格上相手にも守りに引かず、勝利を目指して攻撃的なスタイルを貫いたスタリオン・ラグナ。力の差は数字に表れたが、ピッチ上で体現したその姿勢はフィリピン女子サッカーの現在地と、確かな前進を示すものとなった。
試合後の記者会見でスタリオン・ラグナの監督はまず、日本サッカー協会、東京ヴェルディ、そしてAFCに対して大会開催への感謝を述べた。「このような舞台に参加できることは、私たちにとって非常に重要な意味を持つ」と語り、フィリピンにおける女子サッカー普及への決意を改めて示した。対戦相手については、特定の個人ではなくチーム全体としての質の高さを称えた。とりわけ途中出場の選手たちが試合に大きな影響を与えていたと評価し、選手・スタッフ・クラブ関係者全員への敬意を表した。

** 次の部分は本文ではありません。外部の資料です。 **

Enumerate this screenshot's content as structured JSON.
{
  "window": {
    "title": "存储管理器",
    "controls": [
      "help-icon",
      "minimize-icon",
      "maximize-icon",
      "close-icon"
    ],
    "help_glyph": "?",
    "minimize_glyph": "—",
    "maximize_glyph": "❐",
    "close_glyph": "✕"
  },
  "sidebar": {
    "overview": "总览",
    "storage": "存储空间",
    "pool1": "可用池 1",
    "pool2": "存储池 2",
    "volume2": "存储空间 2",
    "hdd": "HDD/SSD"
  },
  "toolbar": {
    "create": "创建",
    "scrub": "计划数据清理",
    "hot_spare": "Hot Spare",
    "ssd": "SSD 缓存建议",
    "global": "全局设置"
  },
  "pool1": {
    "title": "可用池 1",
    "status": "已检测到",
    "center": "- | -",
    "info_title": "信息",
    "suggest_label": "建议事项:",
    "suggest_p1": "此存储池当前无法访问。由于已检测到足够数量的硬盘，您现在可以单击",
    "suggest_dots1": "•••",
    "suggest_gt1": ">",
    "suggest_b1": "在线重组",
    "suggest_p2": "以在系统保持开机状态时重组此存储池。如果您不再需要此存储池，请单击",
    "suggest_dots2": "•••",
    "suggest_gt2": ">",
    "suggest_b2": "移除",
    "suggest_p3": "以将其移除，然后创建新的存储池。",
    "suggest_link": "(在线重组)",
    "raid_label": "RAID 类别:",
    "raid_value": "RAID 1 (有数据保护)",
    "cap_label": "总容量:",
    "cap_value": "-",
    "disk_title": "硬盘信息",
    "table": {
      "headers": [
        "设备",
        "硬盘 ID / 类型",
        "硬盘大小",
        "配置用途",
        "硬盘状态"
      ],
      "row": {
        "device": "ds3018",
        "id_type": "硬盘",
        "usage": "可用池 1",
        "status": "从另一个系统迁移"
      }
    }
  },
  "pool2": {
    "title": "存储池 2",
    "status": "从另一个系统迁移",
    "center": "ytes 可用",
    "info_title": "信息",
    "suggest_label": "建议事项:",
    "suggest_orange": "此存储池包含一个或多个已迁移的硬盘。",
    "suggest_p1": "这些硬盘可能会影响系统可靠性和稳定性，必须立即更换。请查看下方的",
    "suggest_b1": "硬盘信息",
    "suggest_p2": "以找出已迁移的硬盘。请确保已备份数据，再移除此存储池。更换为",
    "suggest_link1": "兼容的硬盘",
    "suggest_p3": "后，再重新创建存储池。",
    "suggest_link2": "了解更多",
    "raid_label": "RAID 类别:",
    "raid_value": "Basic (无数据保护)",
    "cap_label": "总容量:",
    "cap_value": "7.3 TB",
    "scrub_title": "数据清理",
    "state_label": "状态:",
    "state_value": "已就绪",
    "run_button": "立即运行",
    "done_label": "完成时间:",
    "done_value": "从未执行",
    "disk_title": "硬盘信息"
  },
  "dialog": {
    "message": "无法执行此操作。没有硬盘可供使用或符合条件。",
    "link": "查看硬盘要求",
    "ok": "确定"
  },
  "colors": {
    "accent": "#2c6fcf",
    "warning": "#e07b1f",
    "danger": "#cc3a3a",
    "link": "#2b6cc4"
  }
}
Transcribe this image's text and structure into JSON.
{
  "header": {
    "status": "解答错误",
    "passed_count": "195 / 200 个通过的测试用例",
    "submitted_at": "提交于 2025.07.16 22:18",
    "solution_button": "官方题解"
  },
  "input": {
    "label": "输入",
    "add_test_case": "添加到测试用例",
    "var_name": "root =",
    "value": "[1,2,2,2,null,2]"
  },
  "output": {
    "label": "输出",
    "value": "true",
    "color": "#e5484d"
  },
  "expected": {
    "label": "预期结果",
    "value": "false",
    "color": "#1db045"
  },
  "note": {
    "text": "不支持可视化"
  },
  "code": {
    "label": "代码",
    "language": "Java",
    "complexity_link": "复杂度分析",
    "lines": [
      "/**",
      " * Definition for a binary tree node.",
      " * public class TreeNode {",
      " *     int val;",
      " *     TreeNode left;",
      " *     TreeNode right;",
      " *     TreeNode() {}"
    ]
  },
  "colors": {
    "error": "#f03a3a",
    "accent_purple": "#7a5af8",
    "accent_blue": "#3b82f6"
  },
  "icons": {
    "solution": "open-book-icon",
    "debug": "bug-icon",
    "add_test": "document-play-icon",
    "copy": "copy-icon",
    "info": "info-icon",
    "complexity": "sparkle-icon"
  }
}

日本サッカーから受けた刺激を問われると、「規律、技術力、そして落ち着き」の三つを挙げた。感情が揺れやすいスポーツの中で、ベレーザの選手たちが冷静に戦術を完璧に遂行する姿は、「エリートレベルのサッカーがいかにあるべきかを示す手本」であり、自チームの選手たちが目指すべき基準を明確にする貴重な機会となったと振り返った。
フィリピンの女子サッカーの現状についても言及。現在国内リーグで首位に立ち、6月か7月には新シーズン開幕を控えているという。全10チーム(プロ4・アマチュア6)で構成されるリーグはまだ発展途上にあり、人口約1億1500万人の国でバスケットボールと並ぶ文化としてサッカーを根付かせるべく、民間からのさらなる支援獲得が課題だと話した。
「今大会で得た経験は、良きインスピレーションになる。フィリピンの女子サッカーは必ず上へ向かっていく」——そう力強く語った監督は、チームのさらなる成長を誓い、「必ずもう一度この国際的な舞台に戻ってくる」という言葉で会見を締めくくった。